"Knowing that the Martian mantle is still active is critical to our understanding of how Mars evolved as a planet," said geophysicist Hrvoje Tkalci of the Australian National University.
"This research can help us answer fundamental questions about the Solar System and the state of mars' core, mantle, and the evolution of its magnetic field that is currently unknown, reported from the Science Alert website, Wednesday, April 6, 2022.
There is very little magnetic field there. A planet's magnetic field is usually generated within the planet. The lack of a Martian magnetic field indicates little activity.
But when NASA's InSight lander arrived in November 2018 and began listening to Mars' heartbeat, researchers noticed that Mars was rumbling.
To date, NASA's InSight has detected hundreds of earthquakes on Mars. Tkalci and his colleague, geophysicist Weijia Sun of the Chinese Academy of Sciences, wanted to look for earthquakes that might go unnoticed in the InSight data.
They used two unconventional techniques, recently applied to geophysics to hunt down seismic events in InSight data.

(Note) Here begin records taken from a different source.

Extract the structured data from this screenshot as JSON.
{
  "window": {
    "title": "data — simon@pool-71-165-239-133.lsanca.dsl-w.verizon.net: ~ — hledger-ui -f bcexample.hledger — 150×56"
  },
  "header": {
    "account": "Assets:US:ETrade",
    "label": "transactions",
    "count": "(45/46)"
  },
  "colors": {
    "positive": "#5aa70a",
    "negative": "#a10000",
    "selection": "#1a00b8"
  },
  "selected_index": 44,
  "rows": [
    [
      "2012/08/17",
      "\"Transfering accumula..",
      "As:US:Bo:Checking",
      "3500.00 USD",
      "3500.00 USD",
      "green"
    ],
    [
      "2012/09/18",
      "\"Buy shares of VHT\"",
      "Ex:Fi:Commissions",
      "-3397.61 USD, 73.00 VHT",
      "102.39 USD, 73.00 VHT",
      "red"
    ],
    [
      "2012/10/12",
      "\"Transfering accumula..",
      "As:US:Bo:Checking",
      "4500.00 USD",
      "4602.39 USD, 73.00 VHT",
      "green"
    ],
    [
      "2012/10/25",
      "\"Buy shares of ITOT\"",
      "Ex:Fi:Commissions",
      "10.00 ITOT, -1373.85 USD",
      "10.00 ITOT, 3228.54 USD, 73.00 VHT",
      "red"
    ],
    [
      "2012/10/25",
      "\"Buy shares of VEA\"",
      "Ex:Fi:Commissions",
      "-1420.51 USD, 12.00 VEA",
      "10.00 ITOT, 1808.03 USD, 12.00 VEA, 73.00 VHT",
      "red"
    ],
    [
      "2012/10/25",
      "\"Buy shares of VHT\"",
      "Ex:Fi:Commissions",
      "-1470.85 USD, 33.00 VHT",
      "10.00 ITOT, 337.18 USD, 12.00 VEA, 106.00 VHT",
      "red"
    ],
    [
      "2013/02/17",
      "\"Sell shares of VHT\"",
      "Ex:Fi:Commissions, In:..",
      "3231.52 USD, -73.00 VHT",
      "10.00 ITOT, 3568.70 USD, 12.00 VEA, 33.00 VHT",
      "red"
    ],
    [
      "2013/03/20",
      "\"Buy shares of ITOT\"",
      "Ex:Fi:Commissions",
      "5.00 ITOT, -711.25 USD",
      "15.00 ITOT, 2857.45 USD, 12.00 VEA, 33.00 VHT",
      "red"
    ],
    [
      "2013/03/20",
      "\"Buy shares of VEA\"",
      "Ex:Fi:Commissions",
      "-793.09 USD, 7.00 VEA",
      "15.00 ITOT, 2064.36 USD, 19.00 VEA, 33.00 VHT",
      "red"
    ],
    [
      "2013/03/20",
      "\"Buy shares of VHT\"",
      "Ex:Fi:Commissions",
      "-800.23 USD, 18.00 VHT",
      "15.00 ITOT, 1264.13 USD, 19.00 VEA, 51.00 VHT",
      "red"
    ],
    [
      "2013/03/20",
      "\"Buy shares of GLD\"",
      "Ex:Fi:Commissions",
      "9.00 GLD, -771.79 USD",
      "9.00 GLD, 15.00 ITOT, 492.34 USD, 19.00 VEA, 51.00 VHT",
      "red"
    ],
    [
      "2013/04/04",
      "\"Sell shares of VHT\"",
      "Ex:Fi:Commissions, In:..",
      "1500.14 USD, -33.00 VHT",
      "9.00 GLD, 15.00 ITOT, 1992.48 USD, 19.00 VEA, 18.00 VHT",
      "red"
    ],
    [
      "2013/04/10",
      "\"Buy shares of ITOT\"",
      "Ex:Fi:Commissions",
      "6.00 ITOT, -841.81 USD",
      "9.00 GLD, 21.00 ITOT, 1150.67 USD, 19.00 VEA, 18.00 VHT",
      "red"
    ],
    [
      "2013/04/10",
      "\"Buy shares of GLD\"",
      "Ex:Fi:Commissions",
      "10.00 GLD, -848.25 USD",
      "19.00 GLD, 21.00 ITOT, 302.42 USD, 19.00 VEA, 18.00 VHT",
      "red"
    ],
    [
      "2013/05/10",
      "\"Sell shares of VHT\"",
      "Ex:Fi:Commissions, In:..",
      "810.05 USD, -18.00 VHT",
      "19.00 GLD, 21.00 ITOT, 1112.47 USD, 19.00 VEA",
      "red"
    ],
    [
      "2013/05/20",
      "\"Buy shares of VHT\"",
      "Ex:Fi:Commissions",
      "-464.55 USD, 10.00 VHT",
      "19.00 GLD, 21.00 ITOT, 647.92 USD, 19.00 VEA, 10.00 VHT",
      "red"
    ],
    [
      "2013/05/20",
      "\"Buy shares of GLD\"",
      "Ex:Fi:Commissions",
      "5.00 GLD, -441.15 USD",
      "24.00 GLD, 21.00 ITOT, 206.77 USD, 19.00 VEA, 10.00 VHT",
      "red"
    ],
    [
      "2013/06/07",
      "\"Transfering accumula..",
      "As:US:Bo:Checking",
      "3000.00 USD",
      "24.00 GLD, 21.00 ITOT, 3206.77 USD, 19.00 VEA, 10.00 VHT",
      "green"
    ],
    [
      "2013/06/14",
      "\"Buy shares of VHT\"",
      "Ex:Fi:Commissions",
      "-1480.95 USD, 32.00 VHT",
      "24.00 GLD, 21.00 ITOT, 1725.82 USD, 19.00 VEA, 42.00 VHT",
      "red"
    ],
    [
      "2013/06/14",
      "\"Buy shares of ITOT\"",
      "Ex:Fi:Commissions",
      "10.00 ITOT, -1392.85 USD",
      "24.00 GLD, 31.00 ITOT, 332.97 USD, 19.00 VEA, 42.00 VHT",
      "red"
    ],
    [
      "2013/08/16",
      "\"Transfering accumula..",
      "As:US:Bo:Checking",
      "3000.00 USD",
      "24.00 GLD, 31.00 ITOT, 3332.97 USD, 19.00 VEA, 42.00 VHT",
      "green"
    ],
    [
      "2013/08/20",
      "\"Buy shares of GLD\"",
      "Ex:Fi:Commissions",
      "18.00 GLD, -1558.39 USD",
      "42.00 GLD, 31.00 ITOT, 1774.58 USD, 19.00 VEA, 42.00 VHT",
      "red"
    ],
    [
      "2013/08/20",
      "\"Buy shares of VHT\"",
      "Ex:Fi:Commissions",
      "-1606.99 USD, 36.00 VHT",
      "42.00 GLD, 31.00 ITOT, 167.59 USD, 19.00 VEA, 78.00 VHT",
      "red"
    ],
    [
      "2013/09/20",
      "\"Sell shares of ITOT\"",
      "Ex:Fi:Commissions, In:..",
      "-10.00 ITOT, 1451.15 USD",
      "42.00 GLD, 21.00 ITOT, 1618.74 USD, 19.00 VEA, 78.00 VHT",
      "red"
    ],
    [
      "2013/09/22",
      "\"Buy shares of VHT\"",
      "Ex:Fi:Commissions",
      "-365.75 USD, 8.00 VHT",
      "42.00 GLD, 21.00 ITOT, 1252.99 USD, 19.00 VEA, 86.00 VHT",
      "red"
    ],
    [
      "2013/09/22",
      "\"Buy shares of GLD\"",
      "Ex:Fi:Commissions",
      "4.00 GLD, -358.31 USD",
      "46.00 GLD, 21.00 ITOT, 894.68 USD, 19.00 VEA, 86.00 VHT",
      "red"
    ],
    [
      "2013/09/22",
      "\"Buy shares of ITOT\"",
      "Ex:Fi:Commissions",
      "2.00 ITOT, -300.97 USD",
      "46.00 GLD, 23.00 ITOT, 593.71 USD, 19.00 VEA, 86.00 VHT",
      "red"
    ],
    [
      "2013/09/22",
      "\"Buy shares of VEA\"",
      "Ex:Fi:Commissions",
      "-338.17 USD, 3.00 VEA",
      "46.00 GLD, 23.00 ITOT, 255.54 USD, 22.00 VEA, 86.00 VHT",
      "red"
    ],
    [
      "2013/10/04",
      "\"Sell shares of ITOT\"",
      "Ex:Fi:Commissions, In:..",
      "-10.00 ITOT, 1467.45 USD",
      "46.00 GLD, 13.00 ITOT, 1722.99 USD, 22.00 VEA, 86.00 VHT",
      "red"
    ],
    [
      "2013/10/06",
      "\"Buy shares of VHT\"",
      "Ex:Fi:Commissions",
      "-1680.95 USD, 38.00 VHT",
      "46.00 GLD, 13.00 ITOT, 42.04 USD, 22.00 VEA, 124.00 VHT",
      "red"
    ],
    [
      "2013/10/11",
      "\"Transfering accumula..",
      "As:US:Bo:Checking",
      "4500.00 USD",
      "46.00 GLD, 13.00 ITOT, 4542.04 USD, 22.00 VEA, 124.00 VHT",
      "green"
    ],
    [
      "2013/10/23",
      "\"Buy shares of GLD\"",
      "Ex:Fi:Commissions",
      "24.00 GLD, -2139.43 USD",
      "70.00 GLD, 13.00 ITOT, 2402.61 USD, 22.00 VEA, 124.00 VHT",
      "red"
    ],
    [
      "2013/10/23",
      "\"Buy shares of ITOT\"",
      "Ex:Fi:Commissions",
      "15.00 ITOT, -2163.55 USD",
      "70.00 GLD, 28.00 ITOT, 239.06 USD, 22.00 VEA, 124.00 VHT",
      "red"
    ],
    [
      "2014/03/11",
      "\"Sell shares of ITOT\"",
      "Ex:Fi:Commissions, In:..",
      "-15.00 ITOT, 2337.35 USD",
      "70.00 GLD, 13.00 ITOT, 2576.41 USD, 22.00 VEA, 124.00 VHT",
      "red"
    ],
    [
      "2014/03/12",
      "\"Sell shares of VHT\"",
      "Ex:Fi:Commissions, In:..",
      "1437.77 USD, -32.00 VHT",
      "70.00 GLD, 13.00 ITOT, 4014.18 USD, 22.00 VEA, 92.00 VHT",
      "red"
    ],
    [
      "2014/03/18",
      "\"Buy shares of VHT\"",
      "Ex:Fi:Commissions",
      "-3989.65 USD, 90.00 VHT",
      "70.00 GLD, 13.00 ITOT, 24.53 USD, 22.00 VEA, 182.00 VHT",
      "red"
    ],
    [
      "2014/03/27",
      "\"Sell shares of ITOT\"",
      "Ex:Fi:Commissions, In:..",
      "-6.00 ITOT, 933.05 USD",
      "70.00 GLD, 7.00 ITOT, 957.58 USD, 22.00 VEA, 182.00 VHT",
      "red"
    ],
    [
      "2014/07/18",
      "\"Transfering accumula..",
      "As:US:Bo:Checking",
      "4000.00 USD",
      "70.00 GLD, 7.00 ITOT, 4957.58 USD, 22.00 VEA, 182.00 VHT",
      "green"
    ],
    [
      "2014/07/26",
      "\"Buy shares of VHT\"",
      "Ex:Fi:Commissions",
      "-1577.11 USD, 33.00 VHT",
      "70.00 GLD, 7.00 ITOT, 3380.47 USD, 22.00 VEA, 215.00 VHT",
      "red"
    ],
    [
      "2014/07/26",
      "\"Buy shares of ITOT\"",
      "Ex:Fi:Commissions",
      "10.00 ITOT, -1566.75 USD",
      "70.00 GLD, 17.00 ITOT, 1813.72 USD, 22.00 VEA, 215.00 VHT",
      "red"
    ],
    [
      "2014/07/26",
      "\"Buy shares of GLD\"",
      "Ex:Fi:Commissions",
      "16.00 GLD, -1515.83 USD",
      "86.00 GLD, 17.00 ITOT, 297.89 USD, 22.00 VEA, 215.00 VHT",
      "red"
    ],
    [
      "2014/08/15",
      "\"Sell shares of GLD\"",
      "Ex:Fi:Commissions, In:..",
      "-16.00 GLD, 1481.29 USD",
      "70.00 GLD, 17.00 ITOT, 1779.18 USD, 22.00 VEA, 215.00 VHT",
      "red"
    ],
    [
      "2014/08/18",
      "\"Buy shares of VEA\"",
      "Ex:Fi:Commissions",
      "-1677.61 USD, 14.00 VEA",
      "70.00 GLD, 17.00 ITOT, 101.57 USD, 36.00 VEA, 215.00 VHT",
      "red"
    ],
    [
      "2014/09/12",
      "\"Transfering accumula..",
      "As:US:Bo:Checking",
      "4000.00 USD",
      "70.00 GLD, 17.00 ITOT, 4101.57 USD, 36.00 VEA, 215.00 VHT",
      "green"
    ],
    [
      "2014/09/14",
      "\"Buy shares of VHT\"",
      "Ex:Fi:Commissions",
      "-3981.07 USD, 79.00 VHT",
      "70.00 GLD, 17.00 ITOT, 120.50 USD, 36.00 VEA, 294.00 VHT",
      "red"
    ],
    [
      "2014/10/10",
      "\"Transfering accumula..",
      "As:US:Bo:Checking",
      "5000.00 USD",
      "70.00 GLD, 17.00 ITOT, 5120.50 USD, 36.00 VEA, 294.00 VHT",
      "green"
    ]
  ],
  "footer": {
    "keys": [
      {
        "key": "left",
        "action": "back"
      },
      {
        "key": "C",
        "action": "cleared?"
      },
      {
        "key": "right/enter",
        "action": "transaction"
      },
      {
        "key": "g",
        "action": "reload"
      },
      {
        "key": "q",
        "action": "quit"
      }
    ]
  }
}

Based on nine known Martian earthquake patterns, the two detected 47 new seismic events originating in a region of Mars called Cerberus Fossae, or a system of cracks created by faults that have separated earth's crust.
Tkalci and Sun are looking into the cause of the quake. Their analysis found no pattern at the time of the quake, ruling out causes such as the influence of Mars' moon Phobos.
They also assumed that the movement of molten rock in the Martian mantle was triggered by 47 Martian earthquakes detected beneath the Cerberus Fossae region.
"We found that Marsquake repeatedly occurs throughout the day on Mars. Marsquakes detected and reported by NASA in the past appear to only occur at midnight when the planet is calmer."